HDFC Capital manages an approximately $3 billion funding platform, recently rated as one of the world’s largest private finance platforms focused on development of affordable housing. It is aligned with the government’s goal to increase housing supply and support the Pradhan Mantri Awas Yojana - ‘Housing for All’ initiative.
It is also the investment manager to HDFC Capital Affordable Real Estate Funds 1, 2 & 3.
The company stated that ADIA is the primary investor in the alternative investment funds managed by HDFC Capital. The funds managed by HDFC Capital provide long-term and flexible funding to affordable and mid-income housing projects. The funds are also invested in technology companies engaged in the affordable housing ecosystem
The HDFC arm aims to finance the development of 1 million affordable homes in India. The company is in talks with leading global investors to raise additional funds to be invested in affordable and mid-income housing projects.

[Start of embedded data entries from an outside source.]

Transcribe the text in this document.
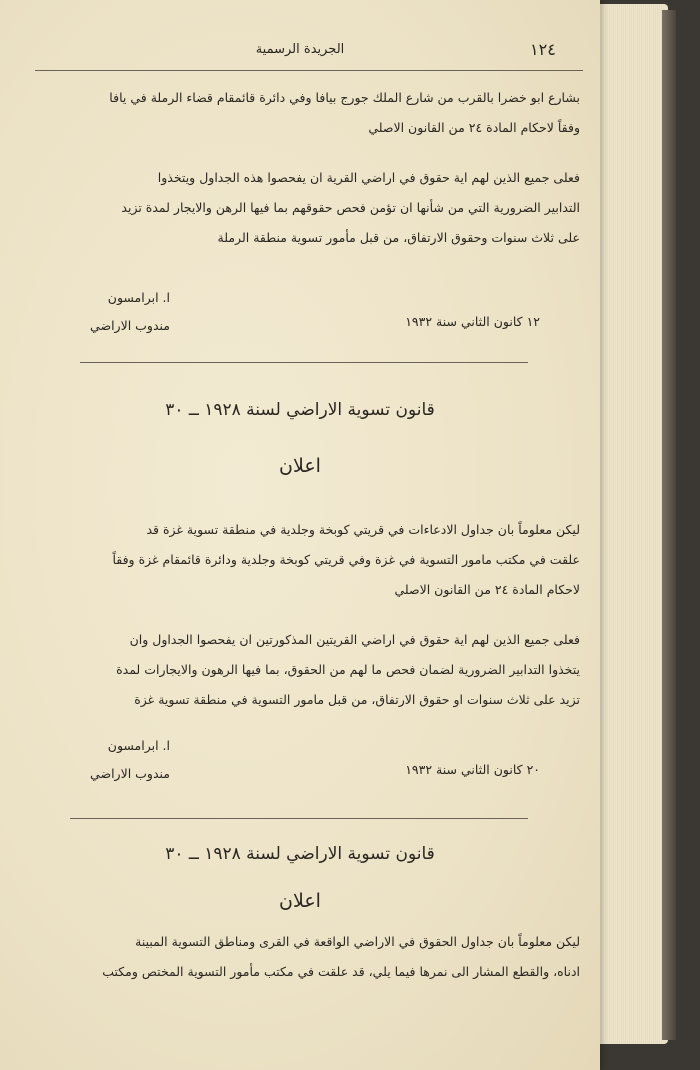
الجريدة الرسمية	١٢٤
بشارع ابو خضرا بالقرب من شارع الملك جورج بيافا وفي دائرة قائمقام قضاء الرملة في يافا
وفقاً لاحكام المادة ٢٤ من القانون الاصلي
فعلى جميع الذين لهم اية حقوق في اراضي القرية ان يفحصوا هذه الجداول ويتخذوا
التدابير الضرورية التي من شأنها ان تؤمن فحص حقوقهم بما فيها الرهن والايجار لمدة تزيد
على ثلاث سنوات وحقوق الارتفاق، من قبل مأمور تسوية منطقة الرملة
ا. ابرامسون
مندوب الاراضي	١٢ كانون الثاني سنة ١٩٣٢
قانون تسوية الاراضي لسنة ١٩٢٨ ــ ٣٠
اعلان
ليكن معلوماً بان جداول الادعاءات في قريتي كوبخة وجلدية في منطقة تسوية غزة قد
علقت في مكتب مامور التسوية في غزة وفي قريتي كوبخة وجلدية ودائرة قائمقام غزة وفقاً
لاحكام المادة ٢٤ من القانون الاصلي
فعلى جميع الذين لهم اية حقوق في اراضي القريتين المذكورتين ان يفحصوا الجداول وان
يتخذوا التدابير الضرورية لضمان فحص ما لهم من الحقوق، بما فيها الرهون والايجارات لمدة
تزيد على ثلاث سنوات او حقوق الارتفاق، من قبل مامور التسوية في منطقة تسوية غزة
ا. ابرامسون
مندوب الاراضي	٢٠ كانون الثاني سنة ١٩٣٢
قانون تسوية الاراضي لسنة ١٩٢٨ ــ ٣٠
اعلان
ليكن معلوماً بان جداول الحقوق في الاراضي الواقعة في القرى ومناطق التسوية المبينة
ادناه، والقطع المشار الى نمرها فيما يلي، قد علقت في مكتب مأمور التسوية المختص ومكتب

“This investment by ADIA will enable HDFC Capital to leverage ADIA’s global expertise and experience to further propel HDFC Capital towards becoming a leading investment platform for global and local investors across multiple strategies and asset classes in the real estate and technology ecosystem,” said Deepak Parekh, Chairman of HDFC Ltd.
Executive Director of the Real Estate Department, ADIA, Mohamed AlQubaisi said, “This agreement builds on our successful investments in the H-CARE funds and underlines our belief in the positive long term outlook for affordable and mid-market housing in India.”